06/05/2020
What makes a marriage work for both people who are in it?
Most people feel, a couple should have compatibility, chemistry, love, understanding, similar traditions, passions or interests, respect for each other and the list goes on.
My experience is marriage works if two people can be friends with each other, who can lift each other from the ground, who can stand the test of time and patience, who are equal and can trust each other with their decisions and encourage or gently help them look into their actions.
Marriage can be kept alive if and only if both the partners are willing to upgrade and find each other to be their home. Upgrade is a process, respect the process and have patience with the time it takes, believe in the outcome and accept its the best outcome for both irrespective of whether its what they wanted or not.
The process of upgrade is not the same for everyone nor the timeframe it takes, but the result of the upgrade can be for the best interest of not only two of them but for the larger families which are interconnected.
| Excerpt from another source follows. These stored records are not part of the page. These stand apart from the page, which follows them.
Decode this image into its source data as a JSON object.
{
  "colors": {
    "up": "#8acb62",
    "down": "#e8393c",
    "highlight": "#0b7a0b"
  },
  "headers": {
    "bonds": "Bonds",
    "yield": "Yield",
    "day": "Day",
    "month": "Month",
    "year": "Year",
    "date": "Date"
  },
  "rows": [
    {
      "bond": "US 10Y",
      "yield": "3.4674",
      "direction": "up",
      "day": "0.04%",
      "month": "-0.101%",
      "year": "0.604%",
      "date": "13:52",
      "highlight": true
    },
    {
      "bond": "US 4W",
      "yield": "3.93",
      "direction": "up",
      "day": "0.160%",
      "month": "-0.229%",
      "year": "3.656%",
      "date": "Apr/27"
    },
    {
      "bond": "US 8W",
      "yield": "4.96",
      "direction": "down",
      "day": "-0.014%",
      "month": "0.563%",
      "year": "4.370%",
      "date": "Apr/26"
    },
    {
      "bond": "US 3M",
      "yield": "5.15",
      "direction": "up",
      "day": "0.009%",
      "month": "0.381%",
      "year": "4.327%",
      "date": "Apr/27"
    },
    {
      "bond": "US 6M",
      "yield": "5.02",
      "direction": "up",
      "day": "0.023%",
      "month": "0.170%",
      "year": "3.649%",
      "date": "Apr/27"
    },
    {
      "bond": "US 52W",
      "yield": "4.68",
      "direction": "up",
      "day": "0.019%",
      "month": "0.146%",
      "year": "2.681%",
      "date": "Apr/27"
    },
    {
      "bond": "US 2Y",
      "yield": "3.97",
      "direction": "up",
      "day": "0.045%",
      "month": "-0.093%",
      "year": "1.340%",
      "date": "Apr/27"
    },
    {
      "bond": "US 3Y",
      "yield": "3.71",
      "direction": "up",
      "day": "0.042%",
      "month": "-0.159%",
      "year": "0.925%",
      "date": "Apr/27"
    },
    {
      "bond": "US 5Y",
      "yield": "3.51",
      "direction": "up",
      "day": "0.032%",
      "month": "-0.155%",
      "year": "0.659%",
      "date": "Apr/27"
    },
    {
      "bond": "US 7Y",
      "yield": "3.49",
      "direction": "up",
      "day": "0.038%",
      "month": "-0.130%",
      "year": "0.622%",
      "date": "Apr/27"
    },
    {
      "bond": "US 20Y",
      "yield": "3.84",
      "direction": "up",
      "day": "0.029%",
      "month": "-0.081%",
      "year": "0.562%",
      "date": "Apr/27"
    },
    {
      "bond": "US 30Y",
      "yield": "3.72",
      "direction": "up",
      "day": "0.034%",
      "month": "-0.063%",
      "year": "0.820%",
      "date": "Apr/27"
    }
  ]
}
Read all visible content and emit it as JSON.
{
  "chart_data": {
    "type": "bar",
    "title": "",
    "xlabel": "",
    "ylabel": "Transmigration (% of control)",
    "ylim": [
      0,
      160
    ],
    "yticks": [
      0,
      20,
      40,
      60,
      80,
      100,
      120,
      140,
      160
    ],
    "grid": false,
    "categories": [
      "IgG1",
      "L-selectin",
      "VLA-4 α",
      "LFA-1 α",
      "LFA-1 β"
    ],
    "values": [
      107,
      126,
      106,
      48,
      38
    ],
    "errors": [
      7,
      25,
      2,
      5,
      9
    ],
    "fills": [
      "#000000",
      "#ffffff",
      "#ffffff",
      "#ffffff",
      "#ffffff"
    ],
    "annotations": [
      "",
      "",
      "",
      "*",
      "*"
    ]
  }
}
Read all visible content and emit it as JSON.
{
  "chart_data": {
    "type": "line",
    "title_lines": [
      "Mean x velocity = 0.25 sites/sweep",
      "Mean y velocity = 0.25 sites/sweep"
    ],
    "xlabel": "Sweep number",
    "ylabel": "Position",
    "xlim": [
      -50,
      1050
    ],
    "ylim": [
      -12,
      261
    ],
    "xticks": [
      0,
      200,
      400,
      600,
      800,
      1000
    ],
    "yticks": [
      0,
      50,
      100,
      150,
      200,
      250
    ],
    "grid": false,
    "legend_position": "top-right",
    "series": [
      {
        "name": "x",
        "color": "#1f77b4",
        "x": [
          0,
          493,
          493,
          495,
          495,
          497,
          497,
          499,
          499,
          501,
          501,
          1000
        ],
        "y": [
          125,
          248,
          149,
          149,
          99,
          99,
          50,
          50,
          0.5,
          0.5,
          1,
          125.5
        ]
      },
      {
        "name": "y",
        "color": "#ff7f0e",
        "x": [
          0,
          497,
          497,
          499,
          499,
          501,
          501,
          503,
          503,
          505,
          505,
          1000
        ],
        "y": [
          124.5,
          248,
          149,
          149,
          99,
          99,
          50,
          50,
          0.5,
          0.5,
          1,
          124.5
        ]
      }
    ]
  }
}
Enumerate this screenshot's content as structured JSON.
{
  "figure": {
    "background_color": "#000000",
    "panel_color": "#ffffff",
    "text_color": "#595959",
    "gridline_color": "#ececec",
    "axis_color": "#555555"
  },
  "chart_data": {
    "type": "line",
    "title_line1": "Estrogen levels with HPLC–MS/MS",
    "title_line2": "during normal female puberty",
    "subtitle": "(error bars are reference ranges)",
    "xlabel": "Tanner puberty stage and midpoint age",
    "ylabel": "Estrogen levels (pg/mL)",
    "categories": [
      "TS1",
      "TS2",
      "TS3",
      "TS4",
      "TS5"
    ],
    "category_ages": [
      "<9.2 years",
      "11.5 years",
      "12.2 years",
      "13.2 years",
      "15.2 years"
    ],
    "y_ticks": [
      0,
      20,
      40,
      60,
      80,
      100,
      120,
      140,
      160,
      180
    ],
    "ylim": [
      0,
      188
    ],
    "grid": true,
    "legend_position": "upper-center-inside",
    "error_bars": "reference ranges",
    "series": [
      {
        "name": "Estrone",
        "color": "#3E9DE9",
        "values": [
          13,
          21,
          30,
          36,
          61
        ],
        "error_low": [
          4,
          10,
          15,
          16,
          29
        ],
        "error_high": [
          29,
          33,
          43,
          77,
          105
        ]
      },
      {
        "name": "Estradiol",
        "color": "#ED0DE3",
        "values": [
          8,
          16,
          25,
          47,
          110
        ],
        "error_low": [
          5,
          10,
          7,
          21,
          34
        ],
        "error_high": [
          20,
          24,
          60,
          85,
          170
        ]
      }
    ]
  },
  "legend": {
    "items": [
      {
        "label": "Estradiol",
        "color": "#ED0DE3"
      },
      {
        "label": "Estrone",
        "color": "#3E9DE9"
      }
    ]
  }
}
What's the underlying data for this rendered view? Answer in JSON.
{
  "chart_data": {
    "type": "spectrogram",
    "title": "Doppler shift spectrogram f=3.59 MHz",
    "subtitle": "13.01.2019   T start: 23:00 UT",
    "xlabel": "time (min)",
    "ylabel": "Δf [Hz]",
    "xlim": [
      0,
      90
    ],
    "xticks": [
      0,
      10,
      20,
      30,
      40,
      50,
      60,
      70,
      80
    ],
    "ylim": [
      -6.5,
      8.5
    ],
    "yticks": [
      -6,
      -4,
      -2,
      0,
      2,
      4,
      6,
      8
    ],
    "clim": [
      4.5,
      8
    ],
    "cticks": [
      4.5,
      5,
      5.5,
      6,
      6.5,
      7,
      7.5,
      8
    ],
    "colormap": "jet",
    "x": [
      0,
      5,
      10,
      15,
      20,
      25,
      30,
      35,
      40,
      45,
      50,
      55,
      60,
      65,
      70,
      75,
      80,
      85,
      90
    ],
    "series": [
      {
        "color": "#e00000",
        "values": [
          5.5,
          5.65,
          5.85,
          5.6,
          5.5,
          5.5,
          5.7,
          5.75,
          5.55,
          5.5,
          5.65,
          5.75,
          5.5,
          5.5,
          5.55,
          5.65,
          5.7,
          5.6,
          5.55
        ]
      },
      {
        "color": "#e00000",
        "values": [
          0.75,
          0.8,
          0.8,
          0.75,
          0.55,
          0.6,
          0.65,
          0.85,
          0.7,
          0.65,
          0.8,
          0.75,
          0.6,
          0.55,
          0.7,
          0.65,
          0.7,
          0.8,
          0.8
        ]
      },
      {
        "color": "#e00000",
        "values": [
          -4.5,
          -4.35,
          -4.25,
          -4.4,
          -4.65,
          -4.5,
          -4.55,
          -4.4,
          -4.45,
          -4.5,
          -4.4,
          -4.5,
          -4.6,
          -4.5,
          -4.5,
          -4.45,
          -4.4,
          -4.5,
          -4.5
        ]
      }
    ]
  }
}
Will everyone upgrade? Well, if they are open to upgrade. I felt and found that most people are scared of upgrade and that they will leave back the dear ones if they upgrade, I was one of them at a point in time. Everyone is given a wild card to upgrade at different time points in life. if a partner rejects the wild card with an intention of staying with the other and the other partner receives a wild card and decides to upgrade, thats when we see conflicts, imbalance in relationships. What happens after this event is either the couple will split because of incompatibility reasons and one of the them feels bitter about it which could be the one who chose not to upgrade, or both of them upgrade and feel like a new version of their self.
What happens when one of them upgrades and the other runs to catch up, lets say they do catch up, but feel disgusted to chase the other they may end up feeling bitter (or feeling happy) to have to caught up and if they dont catch up, they feel unvalued and rejected.
What happens when you find your newself? you may chose to walk away from the current relationship and chose a new one and doing this will be harmonious for both of them and a lot of them around. Or you may fall in love again with your current relationship and will stay in love high.
Compatibility is a continuous process. What fit 20 years ago wont fit today, whats fitting today, wont fit after 10 years. Upgrading is a deeply spiritual process. To go through all these permutations and combinations we need to have a solid foundation of friendship which helps retain the balance of our mind, heart and head and saves a lot of drama. If not one may feel that relationship survived but friendship died.
Dedicated to those couples who are still friends despite being married !!!